Computer Science ›› 2021, Vol. 48 ›› Issue (4): 54-62.doi: 10.11896/jsjkx.200800082

• Computer Science Theory • Previous Articles     Next Articles

Attribute Exploration Algorithm Based on Unrelated Attribute Set

SHEN Xia-jiong1,2, YANG Ji-yong1,2, ZHANG Lei 1,2,3   

  1. 1 Henan Key Laboratory of Big Data Analysis and Processing,Henan University,Kaifeng,Henan 475000,China
    2 College of Computer and Information Engineering Henan University,Kaifeng,Henan 475000,China
    3 Institute of Data and Knowledge Engineering,Henan University,Kaifeng,Henan 475000,China
  • Received:2020-06-24 Revised:2020-11-21 Online:2021-04-15 Published:2021-04-09
  • About author:SHEN Xia-jiong,born in 1963,Ph.D,professor,Ph.D supervisor,is a member of China Computer Fededration.His main research interests include data analysis,software engineering,distributed/parallel computing,formal concept analysis,access control and so on.(shenxj@henu.edu.cn)
    ZHANG Lei,born in 1981,Ph.D,asso-ciate professor.His main research interests include machine learning,big data,information security,access control,formal concept analysis and so on.
  • Supported by:
    National Natural Science Foundation of China(61701170),Scientific and Technological Project of Henan Pro-vince(202102310340),Foundation of University Young Key Teacher of Henan Province(2019GGJS040,2020GGJS027) and Key Scientific Research Projects of Colleges and Universities in Henan Province(21A110005).

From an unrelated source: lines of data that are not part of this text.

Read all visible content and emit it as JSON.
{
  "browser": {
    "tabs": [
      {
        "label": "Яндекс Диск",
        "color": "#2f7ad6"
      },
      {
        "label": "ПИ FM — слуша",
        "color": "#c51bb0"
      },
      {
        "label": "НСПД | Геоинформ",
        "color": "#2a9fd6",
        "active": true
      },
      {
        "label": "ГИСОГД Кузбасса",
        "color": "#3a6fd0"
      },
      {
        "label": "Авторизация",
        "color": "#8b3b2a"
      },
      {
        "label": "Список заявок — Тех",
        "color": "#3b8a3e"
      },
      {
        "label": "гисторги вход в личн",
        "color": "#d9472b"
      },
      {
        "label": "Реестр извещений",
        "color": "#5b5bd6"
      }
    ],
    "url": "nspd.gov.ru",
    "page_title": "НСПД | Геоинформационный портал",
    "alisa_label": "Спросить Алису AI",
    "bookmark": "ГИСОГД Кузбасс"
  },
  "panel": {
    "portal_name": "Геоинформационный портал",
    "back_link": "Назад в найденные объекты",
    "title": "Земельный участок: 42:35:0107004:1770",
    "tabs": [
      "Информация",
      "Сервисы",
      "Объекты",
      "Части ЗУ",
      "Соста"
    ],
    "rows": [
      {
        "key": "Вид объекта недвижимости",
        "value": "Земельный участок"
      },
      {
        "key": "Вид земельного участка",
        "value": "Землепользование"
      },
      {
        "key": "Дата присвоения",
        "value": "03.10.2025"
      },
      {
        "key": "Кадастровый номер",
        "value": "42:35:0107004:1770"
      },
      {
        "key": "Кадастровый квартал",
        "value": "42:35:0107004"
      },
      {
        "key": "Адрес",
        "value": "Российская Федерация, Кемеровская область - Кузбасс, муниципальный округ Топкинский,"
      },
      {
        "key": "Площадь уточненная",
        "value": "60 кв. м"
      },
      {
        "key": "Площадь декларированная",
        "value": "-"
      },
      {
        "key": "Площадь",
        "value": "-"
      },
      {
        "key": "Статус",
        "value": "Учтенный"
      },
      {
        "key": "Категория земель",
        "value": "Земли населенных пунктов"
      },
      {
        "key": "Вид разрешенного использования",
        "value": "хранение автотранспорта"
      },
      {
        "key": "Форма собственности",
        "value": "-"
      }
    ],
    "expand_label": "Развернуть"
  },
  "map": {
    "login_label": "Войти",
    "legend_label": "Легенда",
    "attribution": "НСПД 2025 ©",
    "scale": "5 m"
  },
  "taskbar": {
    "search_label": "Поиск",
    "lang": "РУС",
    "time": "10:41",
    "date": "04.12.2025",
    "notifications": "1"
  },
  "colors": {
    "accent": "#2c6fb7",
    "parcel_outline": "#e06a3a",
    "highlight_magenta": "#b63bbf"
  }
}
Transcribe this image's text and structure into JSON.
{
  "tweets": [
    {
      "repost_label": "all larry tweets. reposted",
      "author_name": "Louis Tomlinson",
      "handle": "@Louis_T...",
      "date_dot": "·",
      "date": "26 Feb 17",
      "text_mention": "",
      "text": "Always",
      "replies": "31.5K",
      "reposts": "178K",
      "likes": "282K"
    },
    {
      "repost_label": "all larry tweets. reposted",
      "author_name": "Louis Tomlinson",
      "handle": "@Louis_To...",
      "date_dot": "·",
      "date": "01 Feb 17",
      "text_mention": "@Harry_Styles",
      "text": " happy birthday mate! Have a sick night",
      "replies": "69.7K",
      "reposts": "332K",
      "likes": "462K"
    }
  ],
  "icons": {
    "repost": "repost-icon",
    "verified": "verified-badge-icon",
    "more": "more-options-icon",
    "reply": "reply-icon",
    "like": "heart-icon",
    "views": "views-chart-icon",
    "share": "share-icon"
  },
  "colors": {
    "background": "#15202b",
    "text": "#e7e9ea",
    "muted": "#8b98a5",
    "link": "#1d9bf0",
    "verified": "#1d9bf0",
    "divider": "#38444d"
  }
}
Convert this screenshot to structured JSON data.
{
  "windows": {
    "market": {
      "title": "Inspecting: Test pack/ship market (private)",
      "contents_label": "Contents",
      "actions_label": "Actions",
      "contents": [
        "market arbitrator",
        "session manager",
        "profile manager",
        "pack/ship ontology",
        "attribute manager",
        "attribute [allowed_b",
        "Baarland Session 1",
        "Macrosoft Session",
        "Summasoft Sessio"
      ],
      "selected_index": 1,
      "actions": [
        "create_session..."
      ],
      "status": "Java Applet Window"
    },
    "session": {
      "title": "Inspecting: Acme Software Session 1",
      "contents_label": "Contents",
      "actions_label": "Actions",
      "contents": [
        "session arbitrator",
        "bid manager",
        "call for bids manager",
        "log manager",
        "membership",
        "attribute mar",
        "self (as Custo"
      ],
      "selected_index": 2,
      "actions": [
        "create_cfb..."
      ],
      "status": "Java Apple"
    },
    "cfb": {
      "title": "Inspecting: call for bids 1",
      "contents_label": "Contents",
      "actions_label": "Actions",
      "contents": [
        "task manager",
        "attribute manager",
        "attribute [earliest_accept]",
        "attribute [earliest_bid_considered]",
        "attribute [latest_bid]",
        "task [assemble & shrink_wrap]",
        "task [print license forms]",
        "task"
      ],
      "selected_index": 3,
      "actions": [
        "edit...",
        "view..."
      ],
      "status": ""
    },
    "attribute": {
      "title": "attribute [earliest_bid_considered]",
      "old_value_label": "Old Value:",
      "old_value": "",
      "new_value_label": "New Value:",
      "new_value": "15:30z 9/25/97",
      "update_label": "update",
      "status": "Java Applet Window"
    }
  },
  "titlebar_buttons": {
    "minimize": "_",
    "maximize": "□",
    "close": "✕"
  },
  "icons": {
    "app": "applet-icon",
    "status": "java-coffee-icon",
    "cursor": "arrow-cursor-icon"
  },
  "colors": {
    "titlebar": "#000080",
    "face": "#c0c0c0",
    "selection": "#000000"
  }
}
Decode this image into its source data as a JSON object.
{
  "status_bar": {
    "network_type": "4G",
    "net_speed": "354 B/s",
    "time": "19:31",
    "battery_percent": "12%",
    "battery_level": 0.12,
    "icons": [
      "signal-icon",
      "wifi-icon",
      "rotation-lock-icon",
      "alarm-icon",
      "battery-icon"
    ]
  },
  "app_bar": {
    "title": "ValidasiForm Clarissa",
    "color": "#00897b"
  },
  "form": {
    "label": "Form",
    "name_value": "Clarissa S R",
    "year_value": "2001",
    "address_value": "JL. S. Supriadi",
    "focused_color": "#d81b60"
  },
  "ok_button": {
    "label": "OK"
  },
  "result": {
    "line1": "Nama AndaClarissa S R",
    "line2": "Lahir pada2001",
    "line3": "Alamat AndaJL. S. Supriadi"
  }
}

Abstract: As an important tool in the theory of formal concept analysis,the attribute exploration algorithm is problem-oriented and can interactively discover system knowledge step by step,which plays a central role in knowledge discovery and acquisition.However,if the size of formal context is large,the calculation process of attribute exploration algorithm will spend too much time to restrict seriously the promotion and application of the algorithm in the current era of big data.The bottleneck of time-consuming mainly lies in “finding the next problem to interact with experts”,traditional algorithms have a lot of redundant computation in this process.Aiming at this problem,three theorems are put forward and proved based on analyzing the logic relation between pseudo-intent,intent and implication set.According to these theorems,an attribute exploration algorithm based on an unrelated collection is given.During pseudo-intent and intent calculation,this algorithm,by means of the proposed theorems,can skip the process of determining whether or not an attribute set that violates the logical relationship is a pseudo-intent or intent,so as to reduce the search space and time complexity of the algorithm.The best time is O(mn2P2),the worst time is O(mn3P2).The experi-mental results show that the proposed algorithm has an obvious time performance advantage compared with the traditional algorithm.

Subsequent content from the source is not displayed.